In fact, over a rolling one year horizon, 100% of the funds in each asset class underperform their peers, while 77% to 82% underperformed over a rolling three-year basis. The magnitude of short- to mid-term underperformance versus the benchmark would likely be surprising to many, given we know these were first decile managers over the full 10 year period.

This second study concluded, “while short-term underperformance may be frustrating, our findings suggest underperformance tends to be an endemic element of investing in actively managed mutual funds…even the funds with the best absolute and relative performance over a 10-year period. In our opinion, investors who keep this in mind when evaluating short-term underperformance will be better positioned for long-term success.”

The conclusion of the first study echoes this: “As long as the majority of market participants remain obsessed with the short term, the opportunity for exploiting mispricing for those with a longer-time horizon must surely exist. However, the ability to exploit this opportunity will need to be accompanied by re-education of the final investor and internal management. Until these two groups realize that short-term performance is an illusory veil and has almost nothing to do with long-term performance, the obsession with hitting short-term targets is likely to remain.”

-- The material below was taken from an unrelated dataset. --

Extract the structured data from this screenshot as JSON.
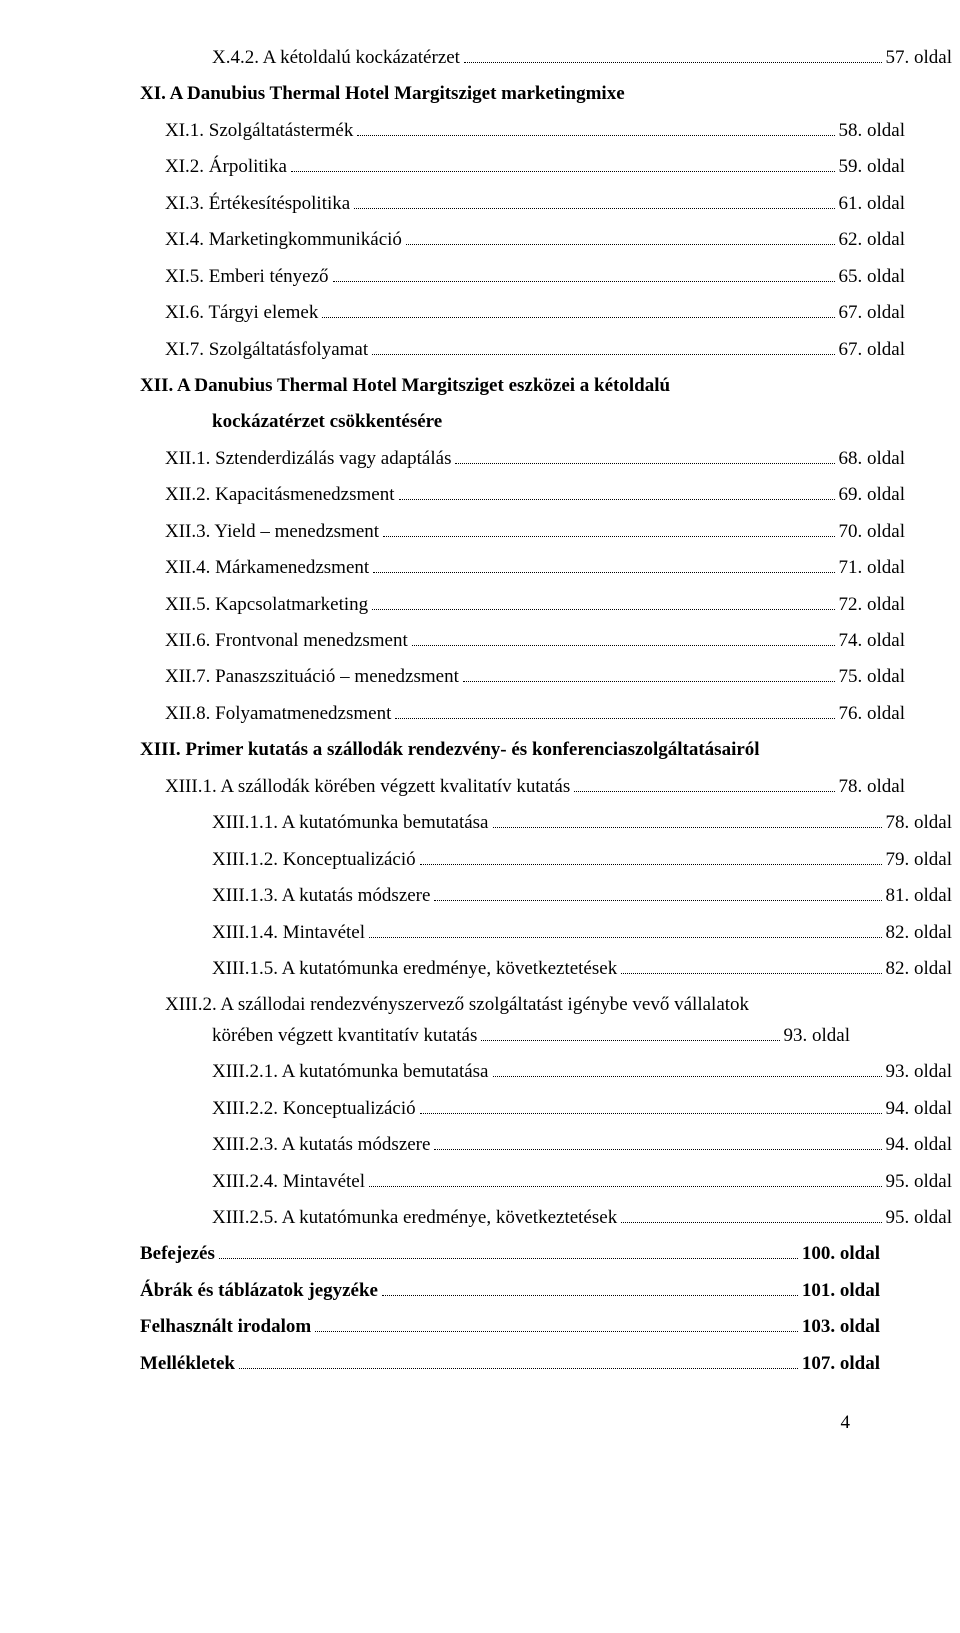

The message here isn’t that active management does not work—clearly it can and will for some. But, even when active management does provide exceptional results, getting results that will impact a pension plan’s bottom line requires not only hiring quality managers, but also understanding their investment process and when the investment results should be expected to underperform. Patience and conviction are required to stick with an underperforming manager and it requires employing a longer-time horizon than would otherwise feel comfortable to most pension committees. Failure to do anything else, will likely lead to disappointing outcomes.